The Salesforce Advantage
As a pioneer in cloud-based Software as a Service (SaaS) and Platform as a Service (PaaS) for the financial services industry, Salesforce has considerable experience in developing flexible and scalable segment-specific (retail and commercial banking, mortgage and lending, insurance, wealth and asset management) platforms that orchestrate every aspect of the financial services life cycle across channels.
Salesforce provides API-based integration features enabling seamless connectivity with other systems, applications, and data sources. These features help organizations synchronize data, automate processes, and enhance collaboration across platforms.
The extensive range of products on the Salesforce AppExchange, let service providers accelerate time-to-sale, identify securities-based lending prospects, determine creditworthiness, predict default, leverage banking APIs that help banks build and deploy competitive products and services, manage relationships, create reporting, etc. In addition, Salesforce offers a comprehensive suite of security features designed to protect data, ensure user authentication, and maintain compliance with complex regulatory requirements.|
Why Salesforce Financial Services Cloud?
Salesforce Financial Services Cloud (FSC) is purpose-built and designed to create long-lasting customer relationships. The platform automates routine tasks and uses client data models, personal account data models, and household models to handle complex customer relationships, centers of influence, and business accounts. The models help visualize customer needs and relationships to craft engagement and support, unlocking new opportunities and driving business action. With hundreds of pre-built components (lead and referral tracking, customer onboarding, reports, dashboards, etc.), the FSC can deliver faster time to value.
In one instance, a Salesforce Financial Services Cloud customer implemented a loan deferment portal within two weeks that enabled its members experiencing financial difficulty to ask for temporary financial relief and skip payments.

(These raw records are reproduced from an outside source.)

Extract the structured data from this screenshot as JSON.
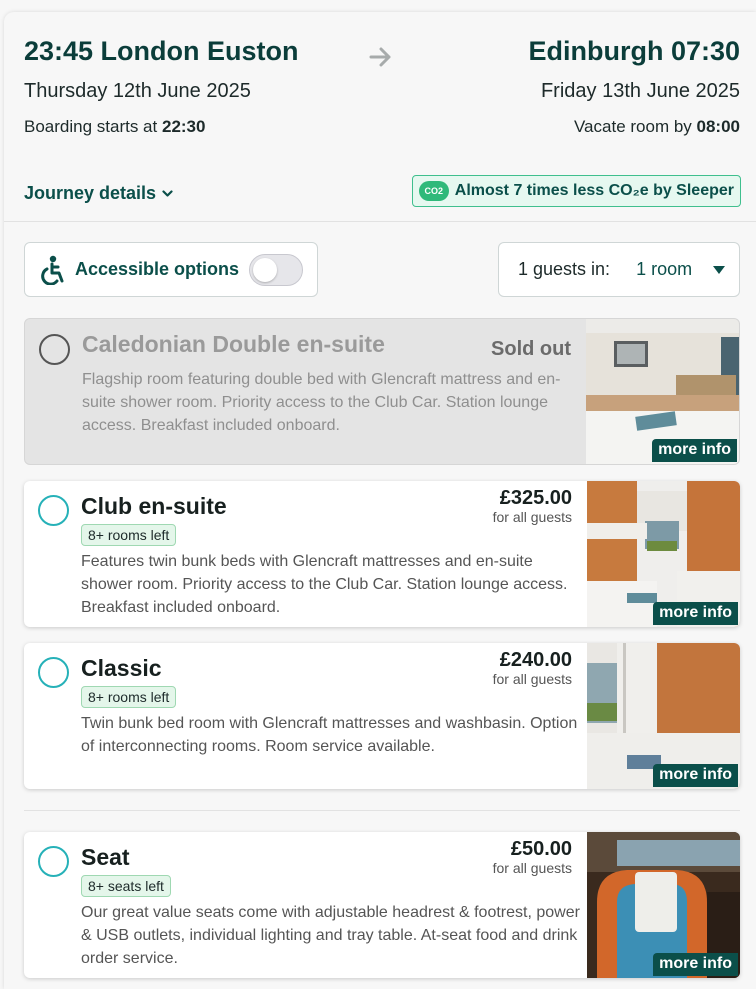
{
  "header": {
    "departure": "23:45 London Euston",
    "arrival": "Edinburgh 07:30",
    "departure_date": "Thursday 12th June 2025",
    "arrival_date": "Friday 13th June 2025",
    "boarding_prefix": "Boarding starts at",
    "boarding_time": "22:30",
    "vacate_prefix": "Vacate room by",
    "vacate_time": "08:00"
  },
  "journey_details": "Journey details",
  "co2": {
    "icon_text": "CO2",
    "text": "Almost 7 times less CO₂e by Sleeper"
  },
  "accessible": {
    "label": "Accessible options",
    "enabled": false
  },
  "guests": {
    "label": "1 guests in:",
    "value": "1 room"
  },
  "rooms": [
    {
      "title": "Caledonian Double en-suite",
      "status": "Sold out",
      "description": "Flagship room featuring double bed with Glencraft mattress and en-suite shower room. Priority access to the Club Car. Station lounge access. Breakfast included onboard.",
      "more_info": "more info"
    },
    {
      "title": "Club en-suite",
      "price": "£325.00",
      "price_sub": "for all guests",
      "badge": "8+ rooms left",
      "description": "Features twin bunk beds with Glencraft mattresses and en-suite shower room. Priority access to the Club Car. Station lounge access. Breakfast included onboard.",
      "more_info": "more info"
    },
    {
      "title": "Classic",
      "price": "£240.00",
      "price_sub": "for all guests",
      "badge": "8+ rooms left",
      "description": "Twin bunk bed room with Glencraft mattresses and washbasin. Option of interconnecting rooms. Room service available.",
      "more_info": "more info"
    },
    {
      "title": "Seat",
      "price": "£50.00",
      "price_sub": "for all guests",
      "badge": "8+ seats left",
      "description": "Our great value seats come with adjustable headrest & footrest, power & USB outlets, individual lighting and tray table. At-seat food and drink order service.",
      "more_info": "more info"
    }
  ],
  "colors": {
    "brand": "#0b4f4a",
    "radio": "#26b1b8",
    "badge_bg": "#e4f6ea",
    "co2_bg": "#e6f8f0"
  }
}
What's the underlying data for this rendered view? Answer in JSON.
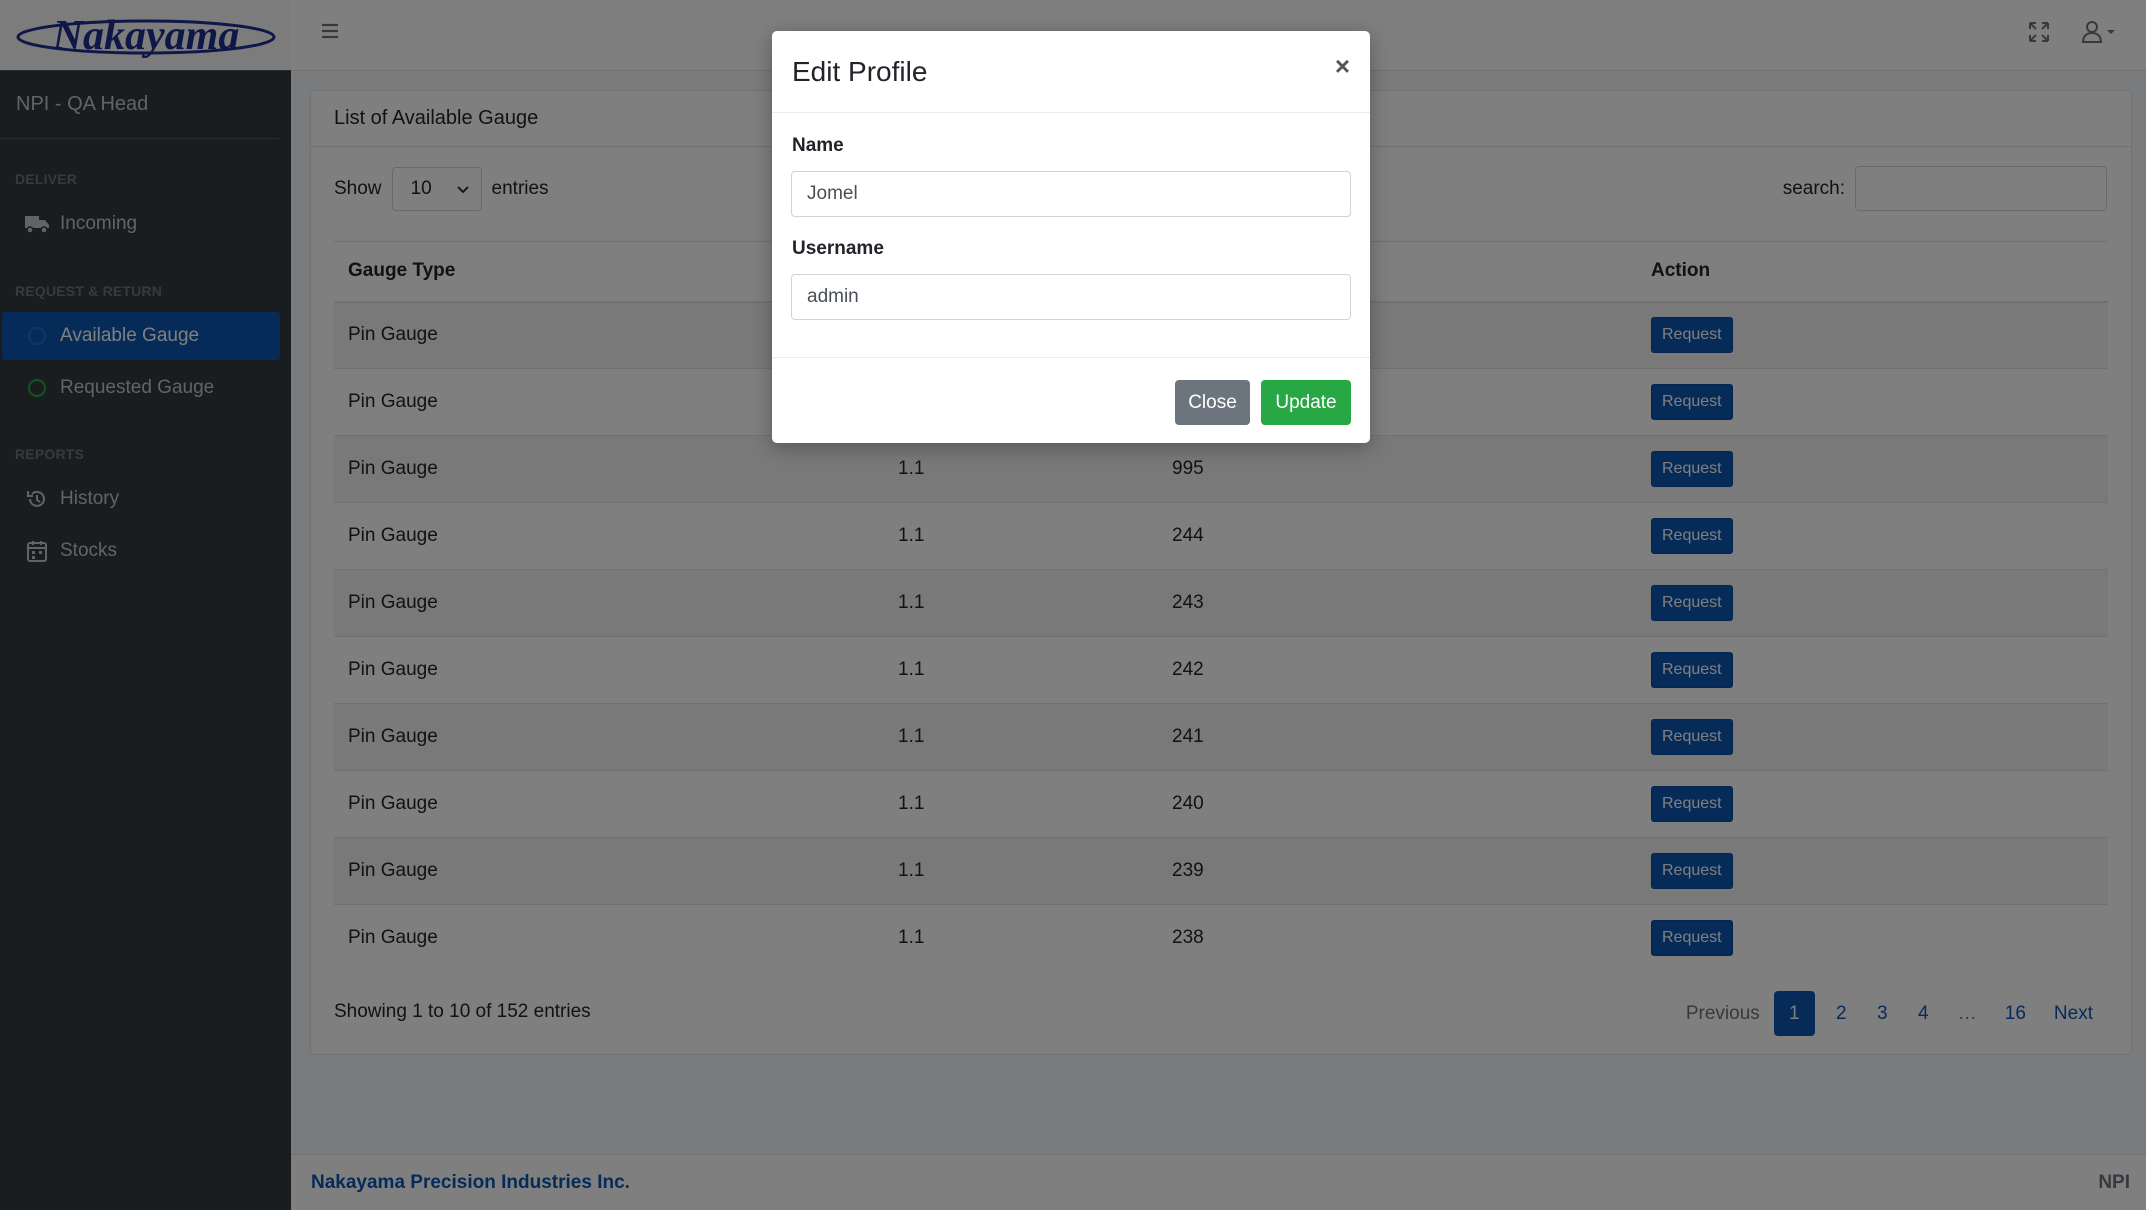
{
  "brand": {
    "logo_text": "Nakayama"
  },
  "sidebar": {
    "user": "NPI - QA Head",
    "sections": [
      {
        "header": "DELIVER"
      },
      {
        "header": "REQUEST & RETURN"
      },
      {
        "header": "REPORTS"
      }
    ],
    "items": [
      {
        "label": "Incoming",
        "icon": "truck-icon"
      },
      {
        "label": "Available Gauge",
        "icon": "circle-icon",
        "active": true
      },
      {
        "label": "Requested Gauge",
        "icon": "circle-icon"
      },
      {
        "label": "History",
        "icon": "history-icon"
      },
      {
        "label": "Stocks",
        "icon": "calendar-icon"
      }
    ]
  },
  "card": {
    "title": "List of Available Gauge",
    "show_label": "Show",
    "entries_value": "10",
    "entries_label": "entries",
    "search_label": "search:",
    "columns": [
      "Gauge Type",
      "",
      "",
      "Action"
    ],
    "rows": [
      {
        "type": "Pin Gauge",
        "size": "",
        "no": "",
        "action": "Request"
      },
      {
        "type": "Pin Gauge",
        "size": "",
        "no": "",
        "action": "Request"
      },
      {
        "type": "Pin Gauge",
        "size": "1.1",
        "no": "995",
        "action": "Request"
      },
      {
        "type": "Pin Gauge",
        "size": "1.1",
        "no": "244",
        "action": "Request"
      },
      {
        "type": "Pin Gauge",
        "size": "1.1",
        "no": "243",
        "action": "Request"
      },
      {
        "type": "Pin Gauge",
        "size": "1.1",
        "no": "242",
        "action": "Request"
      },
      {
        "type": "Pin Gauge",
        "size": "1.1",
        "no": "241",
        "action": "Request"
      },
      {
        "type": "Pin Gauge",
        "size": "1.1",
        "no": "240",
        "action": "Request"
      },
      {
        "type": "Pin Gauge",
        "size": "1.1",
        "no": "239",
        "action": "Request"
      },
      {
        "type": "Pin Gauge",
        "size": "1.1",
        "no": "238",
        "action": "Request"
      }
    ],
    "info": "Showing 1 to 10 of 152 entries",
    "pagination": [
      "Previous",
      "1",
      "2",
      "3",
      "4",
      "…",
      "16",
      "Next"
    ]
  },
  "footer": {
    "company": "Nakayama Precision Industries Inc.",
    "abbr": "NPI"
  },
  "modal": {
    "title": "Edit Profile",
    "close_symbol": "×",
    "name_label": "Name",
    "name_value": "Jomel",
    "username_label": "Username",
    "username_value": "admin",
    "close_button": "Close",
    "update_button": "Update"
  },
  "colors": {
    "primary": "#0d56b3",
    "success": "#28a745",
    "secondary": "#6c757d",
    "sidebar": "#343a40"
  }
}
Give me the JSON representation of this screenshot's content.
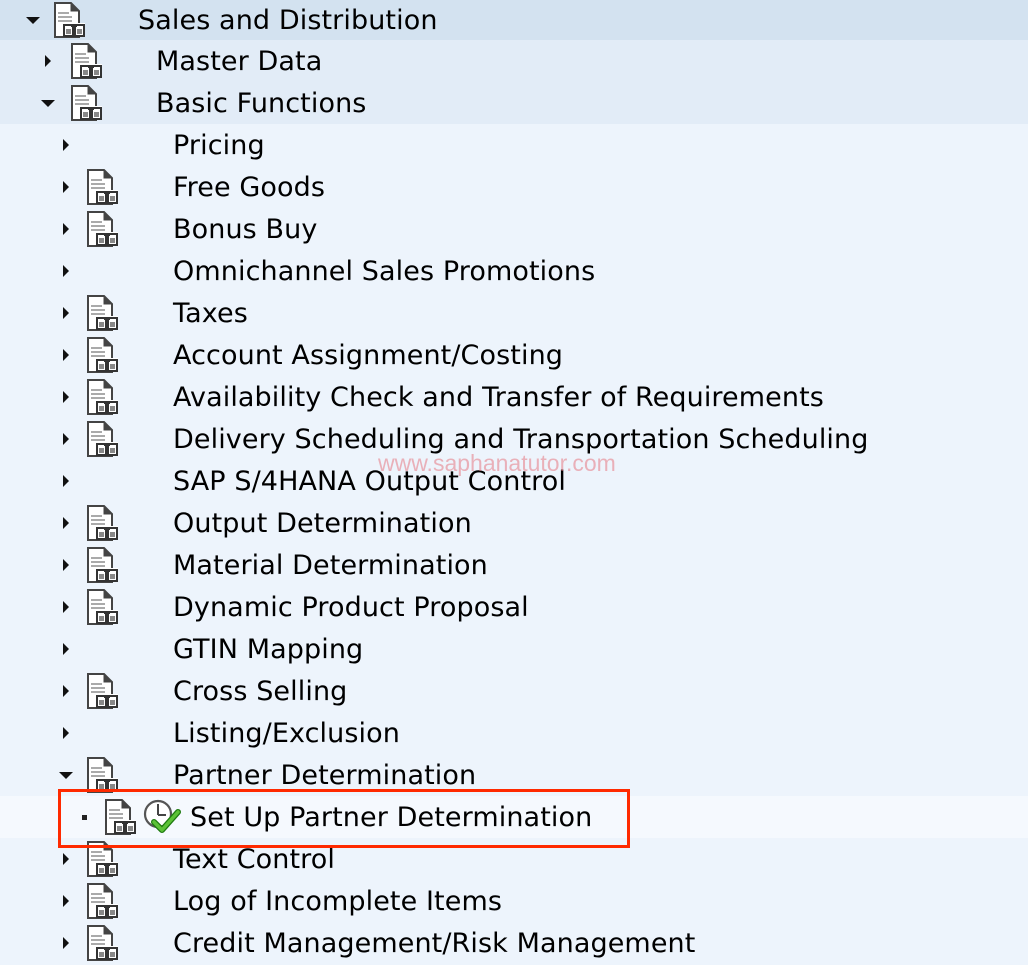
{
  "tree": {
    "nodes": [
      {
        "label": "Sales and Distribution",
        "level": 0,
        "state": "expanded",
        "has_doc_icon": true
      },
      {
        "label": "Master Data",
        "level": 1,
        "state": "collapsed",
        "has_doc_icon": true
      },
      {
        "label": "Basic Functions",
        "level": 1,
        "state": "expanded",
        "has_doc_icon": true
      },
      {
        "label": "Pricing",
        "level": 2,
        "state": "collapsed",
        "has_doc_icon": false
      },
      {
        "label": "Free Goods",
        "level": 2,
        "state": "collapsed",
        "has_doc_icon": true
      },
      {
        "label": "Bonus Buy",
        "level": 2,
        "state": "collapsed",
        "has_doc_icon": true
      },
      {
        "label": "Omnichannel Sales Promotions",
        "level": 2,
        "state": "collapsed",
        "has_doc_icon": false
      },
      {
        "label": "Taxes",
        "level": 2,
        "state": "collapsed",
        "has_doc_icon": true
      },
      {
        "label": "Account Assignment/Costing",
        "level": 2,
        "state": "collapsed",
        "has_doc_icon": true
      },
      {
        "label": "Availability Check and Transfer of Requirements",
        "level": 2,
        "state": "collapsed",
        "has_doc_icon": true
      },
      {
        "label": "Delivery Scheduling and Transportation Scheduling",
        "level": 2,
        "state": "collapsed",
        "has_doc_icon": true
      },
      {
        "label": "SAP S/4HANA Output Control",
        "level": 2,
        "state": "collapsed",
        "has_doc_icon": false
      },
      {
        "label": "Output Determination",
        "level": 2,
        "state": "collapsed",
        "has_doc_icon": true
      },
      {
        "label": "Material Determination",
        "level": 2,
        "state": "collapsed",
        "has_doc_icon": true
      },
      {
        "label": "Dynamic Product Proposal",
        "level": 2,
        "state": "collapsed",
        "has_doc_icon": true
      },
      {
        "label": "GTIN Mapping",
        "level": 2,
        "state": "collapsed",
        "has_doc_icon": false
      },
      {
        "label": "Cross Selling",
        "level": 2,
        "state": "collapsed",
        "has_doc_icon": true
      },
      {
        "label": "Listing/Exclusion",
        "level": 2,
        "state": "collapsed",
        "has_doc_icon": false
      },
      {
        "label": "Partner Determination",
        "level": 2,
        "state": "expanded",
        "has_doc_icon": true
      },
      {
        "label": "Set Up Partner Determination",
        "level": 3,
        "state": "leaf",
        "has_doc_icon": true,
        "has_execute_icon": true,
        "highlighted": true
      },
      {
        "label": "Text Control",
        "level": 2,
        "state": "collapsed",
        "has_doc_icon": true
      },
      {
        "label": "Log of Incomplete Items",
        "level": 2,
        "state": "collapsed",
        "has_doc_icon": true
      },
      {
        "label": "Credit Management/Risk Management",
        "level": 2,
        "state": "collapsed",
        "has_doc_icon": true
      }
    ]
  },
  "watermark": "www.saphanatutor.com",
  "colors": {
    "highlight_box": "#ff2a00",
    "row_level0": "#d3e2f0",
    "row_level1": "#e2ecf7",
    "row_default": "#edf4fc",
    "row_selected": "#f5f9fe",
    "check_green": "#3aa51d"
  }
}
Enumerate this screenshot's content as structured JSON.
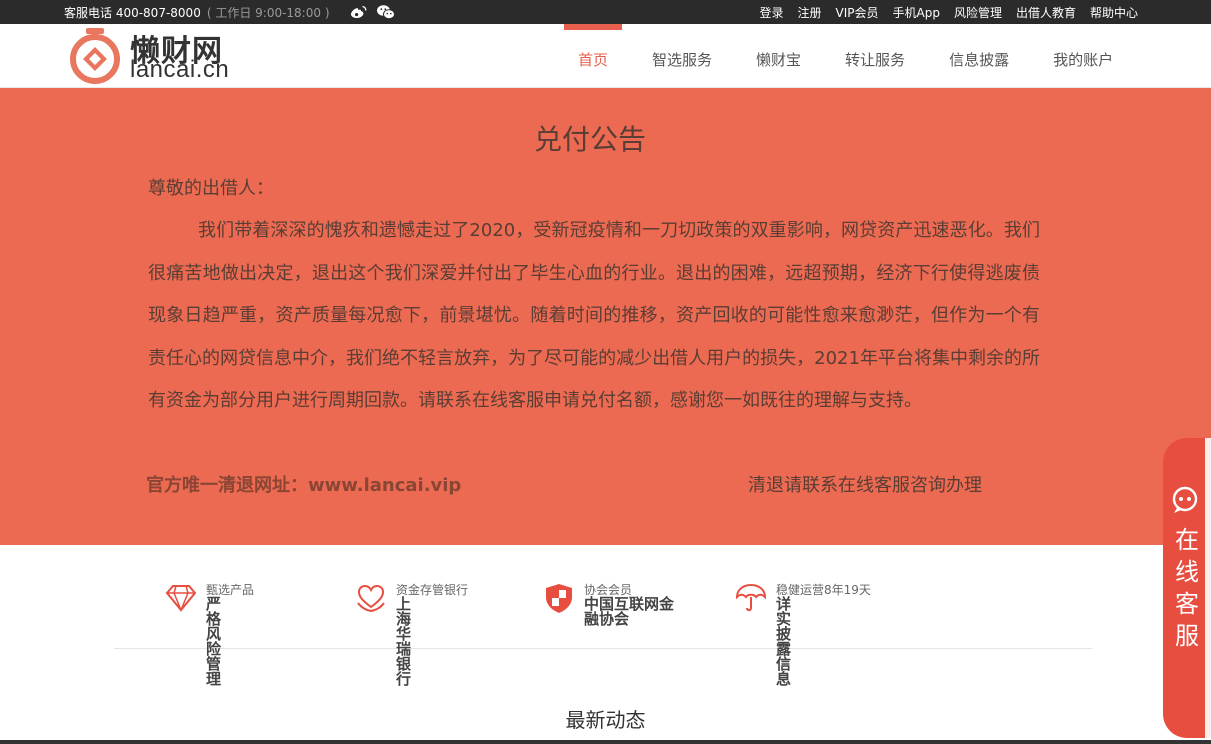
{
  "topbar": {
    "hotline": "客服电话 400-807-8000",
    "hours": "( 工作日 9:00-18:00 )",
    "social_icons": [
      "weibo-icon",
      "wechat-icon"
    ],
    "links": [
      "登录",
      "注册",
      "VIP会员",
      "手机App",
      "风险管理",
      "出借人教育",
      "帮助中心"
    ]
  },
  "header": {
    "logo_cn": "懒财网",
    "logo_en": "lancai.cn",
    "nav": [
      {
        "label": "首页",
        "active": true
      },
      {
        "label": "智选服务",
        "active": false
      },
      {
        "label": "懒财宝",
        "active": false
      },
      {
        "label": "转让服务",
        "active": false
      },
      {
        "label": "信息披露",
        "active": false
      },
      {
        "label": "我的账户",
        "active": false
      }
    ]
  },
  "notice": {
    "title": "兑付公告",
    "greeting": "尊敬的出借人：",
    "body": "我们带着深深的愧疚和遗憾走过了2020，受新冠疫情和一刀切政策的双重影响，网贷资产迅速恶化。我们很痛苦地做出决定，退出这个我们深爱并付出了毕生心血的行业。退出的困难，远超预期，经济下行使得逃废债现象日趋严重，资产质量每况愈下，前景堪忧。随着时间的推移，资产回收的可能性愈来愈渺茫，但作为一个有责任心的网贷信息中介，我们绝不轻言放弃，为了尽可能的减少出借人用户的损失，2021年平台将集中剩余的所有资金为部分用户进行周期回款。请联系在线客服申请兑付名额，感谢您一如既往的理解与支持。",
    "official_site": "官方唯一清退网址：www.lancai.vip",
    "contact": "清退请联系在线客服咨询办理"
  },
  "features": [
    {
      "icon": "diamond-icon",
      "small": "甄选产品",
      "big": "严格风险管理"
    },
    {
      "icon": "heart-hands-icon",
      "small": "资金存管银行",
      "big": "上海华瑞银行"
    },
    {
      "icon": "shield-icon",
      "small": "协会会员",
      "big": "中国互联网金融协会"
    },
    {
      "icon": "umbrella-icon",
      "small": "稳健运营8年19天",
      "big": "详实披露信息"
    }
  ],
  "news": {
    "title": "最新动态"
  },
  "service": {
    "label": "在线客服",
    "icon": "chat-bubble-icon"
  },
  "colors": {
    "banner": "#ec6a51",
    "accent": "#e8604d",
    "topbar": "#2b2b2b",
    "service": "#e84e40"
  }
}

Salesforce FSC delivers innovations three times a year, incorporating valuable customer feedback. This means a consistent pipeline of enhanced security features, increased operational efficiency, intelligent virtual assistants, tools to automate workflows, etc., are available to customers—each aimed at deepening the customer relationship, improving margins, and delivering predictable revenue.
One of the key advantages of Salesforce Financial Services Cloud is that it is built natively on the world’s #1 enterprise cloud infrastructure and business engine force.com platform from Salesforce. FSC leverages force.com’s sophisticated security, enterprise scalability, and flexible business engine and integrates easily with thousands of other enterprise applications that are part of the Salesforce AppExchange ecosystem.
For the industry struggling to create a Single System of Record, Salesforce Financial Services Cloud provides one. This means customer data is extracted from a single, up-to-date, consistent data source maintained securely on the cloud while meeting every compliance requirement (such as SOC 1, SOC 2, PCI DSS, among others).
However, Salesforce FSC’s open architecture could be considered the central feature that makes the platform a winner. The open architecture permits extensive customization, integration, and extension of its platform to deliver solutions within weeks that make brands stand out.
In an environment where financial products are becoming commoditized, the only differentiators are customer experience and rapid value creation. The Salesforce Financial Services Cloud supports both using data, an ecosystem of collaborators, and an open architecture that helps create and scale new products easily.